As usual I'm going to
quote from a few pages.
Make infrastructure easier to rebuild than to repair.
The average age of a Netflix AWS instance is twenty-four days.
Interrupting technology workers is easy, because the consequences are invisible
to almost everyone.
In complex
systems,
adding more inspection steps and approval processes
actually increases the likelihood of future failures.
Over the following year, they eliminated testing
as a separate phase of work, instead integrating it into everyone's daily work.

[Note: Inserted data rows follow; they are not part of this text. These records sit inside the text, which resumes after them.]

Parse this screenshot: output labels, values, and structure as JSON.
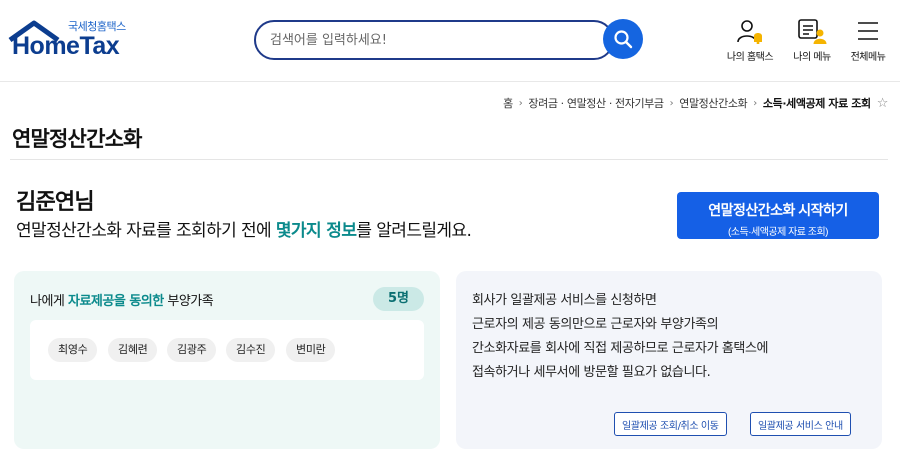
{
  "brand": {
    "sub": "국세청홈택스",
    "main": "HomeTax"
  },
  "search": {
    "placeholder": "검색어를 입력하세요!"
  },
  "header_nav": [
    {
      "label": "나의 홈택스",
      "icon": "person-bell-icon"
    },
    {
      "label": "나의 메뉴",
      "icon": "menu-person-icon"
    },
    {
      "label": "전체메뉴",
      "icon": "hamburger-icon"
    }
  ],
  "breadcrumb": {
    "items": [
      "홈",
      "장려금 · 연말정산 · 전자기부금",
      "연말정산간소화"
    ],
    "current": "소득·세액공제 자료 조회"
  },
  "page": {
    "title": "연말정산간소화"
  },
  "greeting": {
    "name": "김준연님",
    "msg_before": "연말정산간소화 자료를 조회하기 전에 ",
    "msg_highlight": "몇가지 정보",
    "msg_after": "를 알려드릴게요."
  },
  "start_button": {
    "label": "연말정산간소화 시작하기",
    "sublabel": "(소득·세액공제 자료 조회)"
  },
  "dependents_card": {
    "title_before": "나에게 ",
    "title_highlight": "자료제공을 동의한",
    "title_after": " 부양가족",
    "count": "5명",
    "members": [
      "최영수",
      "김혜련",
      "김광주",
      "김수진",
      "변미란"
    ]
  },
  "info_card": {
    "lines": [
      "회사가 일괄제공 서비스를 신청하면",
      "근로자의 제공 동의만으로 근로자와 부양가족의",
      "간소화자료를 회사에 직접 제공하므로 근로자가 홈택스에",
      "접속하거나 세무서에 방문할 필요가 없습니다."
    ],
    "buttons": [
      "일괄제공 조회/취소 이동",
      "일괄제공 서비스 안내"
    ]
  },
  "colors": {
    "primary": "#1560e6",
    "teal": "#0b8a8c",
    "navy": "#0c3d8f"
  }
}
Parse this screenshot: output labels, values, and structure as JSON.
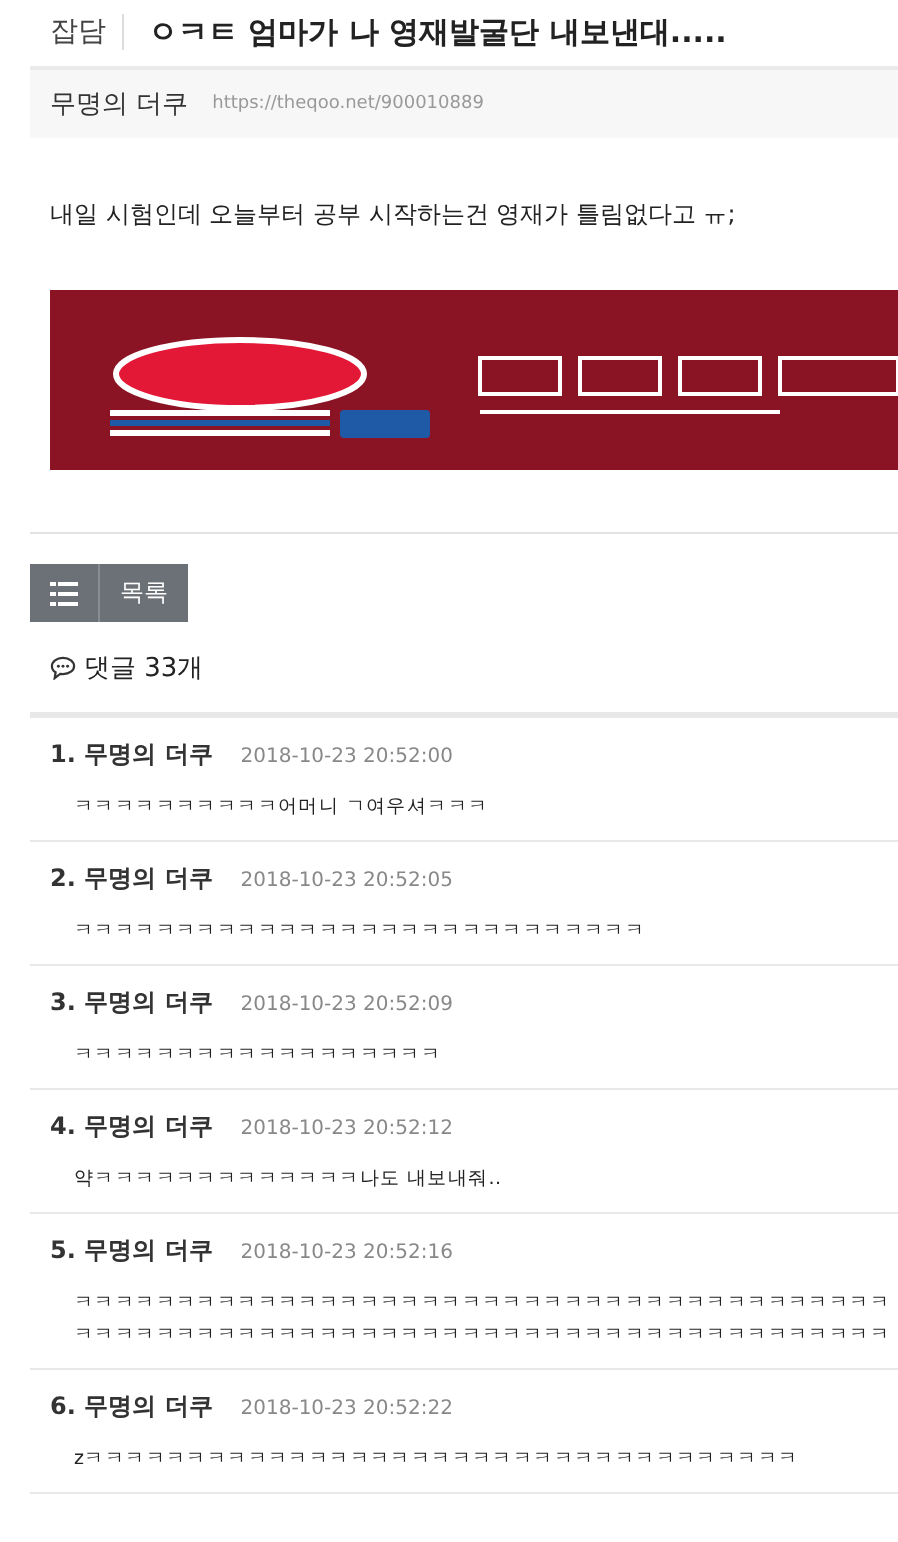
{
  "post": {
    "category": "잡담",
    "title": "ㅇㅋㅌ 엄마가 나 영재발굴단 내보낸대.....",
    "author": "무명의 더쿠",
    "url": "https://theqoo.net/900010889",
    "body": "내일 시험인데 오늘부터 공부 시작하는건 영재가 틀림없다고 ㅠ;"
  },
  "list_button": {
    "label": "목록"
  },
  "comments_header": {
    "label": "댓글 33개"
  },
  "comments": [
    {
      "number": "1.",
      "author": "무명의 더쿠",
      "time": "2018-10-23 20:52:00",
      "text": "ㅋㅋㅋㅋㅋㅋㅋㅋㅋㅋ어머니 ㄱ여우셔ㅋㅋㅋ"
    },
    {
      "number": "2.",
      "author": "무명의 더쿠",
      "time": "2018-10-23 20:52:05",
      "text": "ㅋㅋㅋㅋㅋㅋㅋㅋㅋㅋㅋㅋㅋㅋㅋㅋㅋㅋㅋㅋㅋㅋㅋㅋㅋㅋㅋㅋ"
    },
    {
      "number": "3.",
      "author": "무명의 더쿠",
      "time": "2018-10-23 20:52:09",
      "text": "ㅋㅋㅋㅋㅋㅋㅋㅋㅋㅋㅋㅋㅋㅋㅋㅋㅋㅋ"
    },
    {
      "number": "4.",
      "author": "무명의 더쿠",
      "time": "2018-10-23 20:52:12",
      "text": "약ㅋㅋㅋㅋㅋㅋㅋㅋㅋㅋㅋㅋㅋ나도 내보내줘.."
    },
    {
      "number": "5.",
      "author": "무명의 더쿠",
      "time": "2018-10-23 20:52:16",
      "text": "ㅋㅋㅋㅋㅋㅋㅋㅋㅋㅋㅋㅋㅋㅋㅋㅋㅋㅋㅋㅋㅋㅋㅋㅋㅋㅋㅋㅋㅋㅋㅋㅋㅋㅋㅋㅋㅋㅋㅋㅋ",
      "text_2": "ㅋㅋㅋㅋㅋㅋㅋㅋㅋㅋㅋㅋㅋㅋㅋㅋㅋㅋㅋㅋㅋㅋㅋㅋㅋㅋㅋㅋㅋㅋㅋㅋㅋㅋㅋㅋㅋㅋㅋㅋ"
    },
    {
      "number": "6.",
      "author": "무명의 더쿠",
      "time": "2018-10-23 20:52:22",
      "text": "zㅋㅋㅋㅋㅋㅋㅋㅋㅋㅋㅋㅋㅋㅋㅋㅋㅋㅋㅋㅋㅋㅋㅋㅋㅋㅋㅋㅋㅋㅋㅋㅋㅋㅋㅋ"
    }
  ]
}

They doubled
the features being delivered per month and halved the number of defects.
Bureaucracies
are incredibly resilient and are designed to survive adverse
conditions - one can remove half the bureaucrats, and the process will
still survive.
When we have a tightly coupled architecture, small
changes
can result in large scale failure.
Our deployment pipeline infrastructure becomes as foundational for
our development processes as our version control infrastructure.
If we find that unit or acceptance
tests are too difficult
and expensive to write and maintain, it's likely that we have an
architecture that is too tightly coupled.
Any successful product or
organization
will necessarily evolve over its life cycle... eBay and Google are each on their fifth entire
rewrite of their architecture from top to bottom.
... which can lead to the unfortunate metric of mean time until declared innocent.
The principle of small batch sizes also applies to code
reviews.
80% of MTTR (mean time to recovery) is spent trying to determine what
changed.
High performing DevOps organizations
will fail and make mistakes more often... If high performers are performing thirty times more frequently but
with only half the change failure rate,
they're obviously having more failures. [Roy Rapoport, Netflix]
Spiders repair rips and tears in the web as they occur, not waiting for
the failures to accumulate. [Dr Steven Spear]